Health Care Changes Forcing Companies To Adapt, Could Cost Doctors
"Although thousands of doctors are converting their offices to electronic health records, a change the federal government supports with $19 billion in grants, there is a major catch - the government is still working on establishing a standard for e-records," the Las Vegas Sun reports. "Doctors who buy a software program could lose hundreds of thousands, if not millions of dollars, if their systems aren't compatible with the future government standard."
Software companies are meanwhile competing for the new business stimulated by the governments' $19 billion economic recovery act investment in health information technology. One expert, Wes Rishel, tells the Sun there are currently 200 systems available, but that he expects the "crowded field" to narrow to 10 or so software providers over time. Those companies will be the ones that adapt easily to government standards (Lucht, 10/23).

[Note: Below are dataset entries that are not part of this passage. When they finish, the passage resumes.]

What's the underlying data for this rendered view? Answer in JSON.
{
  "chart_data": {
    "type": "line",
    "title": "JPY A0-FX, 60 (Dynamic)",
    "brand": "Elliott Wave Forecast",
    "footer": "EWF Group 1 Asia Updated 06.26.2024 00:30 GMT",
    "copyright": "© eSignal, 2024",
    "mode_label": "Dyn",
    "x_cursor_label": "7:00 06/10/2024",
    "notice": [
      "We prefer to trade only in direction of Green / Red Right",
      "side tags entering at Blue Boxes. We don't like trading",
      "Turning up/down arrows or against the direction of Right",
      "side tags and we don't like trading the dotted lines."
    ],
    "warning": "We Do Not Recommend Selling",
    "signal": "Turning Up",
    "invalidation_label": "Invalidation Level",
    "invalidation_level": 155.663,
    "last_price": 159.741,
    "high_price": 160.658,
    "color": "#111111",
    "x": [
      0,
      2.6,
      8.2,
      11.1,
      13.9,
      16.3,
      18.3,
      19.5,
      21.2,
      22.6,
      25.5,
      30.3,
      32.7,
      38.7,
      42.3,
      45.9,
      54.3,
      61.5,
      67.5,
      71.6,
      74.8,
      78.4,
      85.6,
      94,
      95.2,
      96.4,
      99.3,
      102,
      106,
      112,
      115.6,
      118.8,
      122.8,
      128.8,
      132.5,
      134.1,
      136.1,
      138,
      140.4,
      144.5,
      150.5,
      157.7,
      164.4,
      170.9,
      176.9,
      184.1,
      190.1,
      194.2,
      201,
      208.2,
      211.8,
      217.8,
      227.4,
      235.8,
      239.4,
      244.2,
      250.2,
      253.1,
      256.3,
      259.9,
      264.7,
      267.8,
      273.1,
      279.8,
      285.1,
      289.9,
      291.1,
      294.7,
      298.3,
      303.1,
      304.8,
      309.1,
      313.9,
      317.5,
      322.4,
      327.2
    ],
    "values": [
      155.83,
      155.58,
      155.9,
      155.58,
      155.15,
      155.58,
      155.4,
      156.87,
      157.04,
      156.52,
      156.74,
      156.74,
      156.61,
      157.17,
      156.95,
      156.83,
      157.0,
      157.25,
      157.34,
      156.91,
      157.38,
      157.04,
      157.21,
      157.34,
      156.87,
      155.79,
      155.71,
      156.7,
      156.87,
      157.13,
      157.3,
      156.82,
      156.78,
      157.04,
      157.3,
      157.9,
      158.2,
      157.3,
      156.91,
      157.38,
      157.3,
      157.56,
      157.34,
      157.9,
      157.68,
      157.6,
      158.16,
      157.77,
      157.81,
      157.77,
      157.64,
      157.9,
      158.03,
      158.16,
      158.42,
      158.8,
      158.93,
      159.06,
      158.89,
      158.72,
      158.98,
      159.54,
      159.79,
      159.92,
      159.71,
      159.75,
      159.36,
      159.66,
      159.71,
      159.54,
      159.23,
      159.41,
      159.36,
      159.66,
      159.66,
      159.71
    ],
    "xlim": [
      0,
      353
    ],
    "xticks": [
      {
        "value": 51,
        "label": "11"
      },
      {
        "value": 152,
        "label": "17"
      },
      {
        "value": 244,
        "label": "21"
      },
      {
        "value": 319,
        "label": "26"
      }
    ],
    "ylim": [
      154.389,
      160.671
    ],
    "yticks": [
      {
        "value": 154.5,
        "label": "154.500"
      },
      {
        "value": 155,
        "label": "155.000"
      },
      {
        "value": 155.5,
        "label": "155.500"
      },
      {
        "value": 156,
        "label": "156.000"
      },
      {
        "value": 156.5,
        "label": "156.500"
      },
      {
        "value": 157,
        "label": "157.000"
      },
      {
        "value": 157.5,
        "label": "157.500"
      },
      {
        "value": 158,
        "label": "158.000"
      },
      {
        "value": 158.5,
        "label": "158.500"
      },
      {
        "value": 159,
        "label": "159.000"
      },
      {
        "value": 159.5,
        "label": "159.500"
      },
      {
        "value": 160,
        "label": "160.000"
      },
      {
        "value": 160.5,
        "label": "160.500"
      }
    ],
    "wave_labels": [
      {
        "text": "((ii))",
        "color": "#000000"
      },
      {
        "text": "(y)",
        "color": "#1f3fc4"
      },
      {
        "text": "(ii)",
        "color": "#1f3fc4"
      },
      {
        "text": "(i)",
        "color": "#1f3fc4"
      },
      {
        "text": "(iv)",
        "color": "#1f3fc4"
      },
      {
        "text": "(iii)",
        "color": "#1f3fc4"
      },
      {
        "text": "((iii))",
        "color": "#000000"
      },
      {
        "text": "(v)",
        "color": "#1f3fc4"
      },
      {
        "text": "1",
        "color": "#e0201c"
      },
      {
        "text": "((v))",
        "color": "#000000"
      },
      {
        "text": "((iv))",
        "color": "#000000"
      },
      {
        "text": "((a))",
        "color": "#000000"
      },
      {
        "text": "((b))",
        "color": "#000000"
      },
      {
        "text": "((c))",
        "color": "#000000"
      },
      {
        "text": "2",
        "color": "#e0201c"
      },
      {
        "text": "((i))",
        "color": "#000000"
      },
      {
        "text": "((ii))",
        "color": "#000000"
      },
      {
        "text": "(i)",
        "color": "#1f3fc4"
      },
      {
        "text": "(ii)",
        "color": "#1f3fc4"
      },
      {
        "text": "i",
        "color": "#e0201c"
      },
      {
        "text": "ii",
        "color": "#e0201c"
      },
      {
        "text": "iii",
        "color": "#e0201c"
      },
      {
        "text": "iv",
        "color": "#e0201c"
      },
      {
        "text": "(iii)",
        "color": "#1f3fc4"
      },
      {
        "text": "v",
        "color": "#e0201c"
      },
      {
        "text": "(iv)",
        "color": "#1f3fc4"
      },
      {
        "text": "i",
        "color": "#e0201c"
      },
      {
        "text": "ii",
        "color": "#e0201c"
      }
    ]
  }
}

David Brailer, President Bush's top health IT official and head of Health Equity Partners, is also on the lookout for companies that adapt quickly to changes in the health care business, Bloomberg reports. The California Public Employees' Retirement System, or "Calpers," is "betting as much as $1 billion that (Brailer) can remake the $2.5 trillion health-care industry one startup at a time." Brailer will use the investment to target "big pain points" where the health system wastes money and is inefficient, he said. Calpers is "the sole investor" in the company.
"So far, Brailer has invested more than $120 million in 30 companies, and said he plans to spend $150 million to $200 million a year beginning in 2010. One company aims to save hospitals up to $1.6 million a year each, using a centralized center to read radiology images. Others make electronic chemotherapy pumps that save time and curb treatment errors, run pharmacy chains that blend alternative therapies with traditional drugs, or match consumers to insurance plans based on their medical history" (Mullaney, 10/23).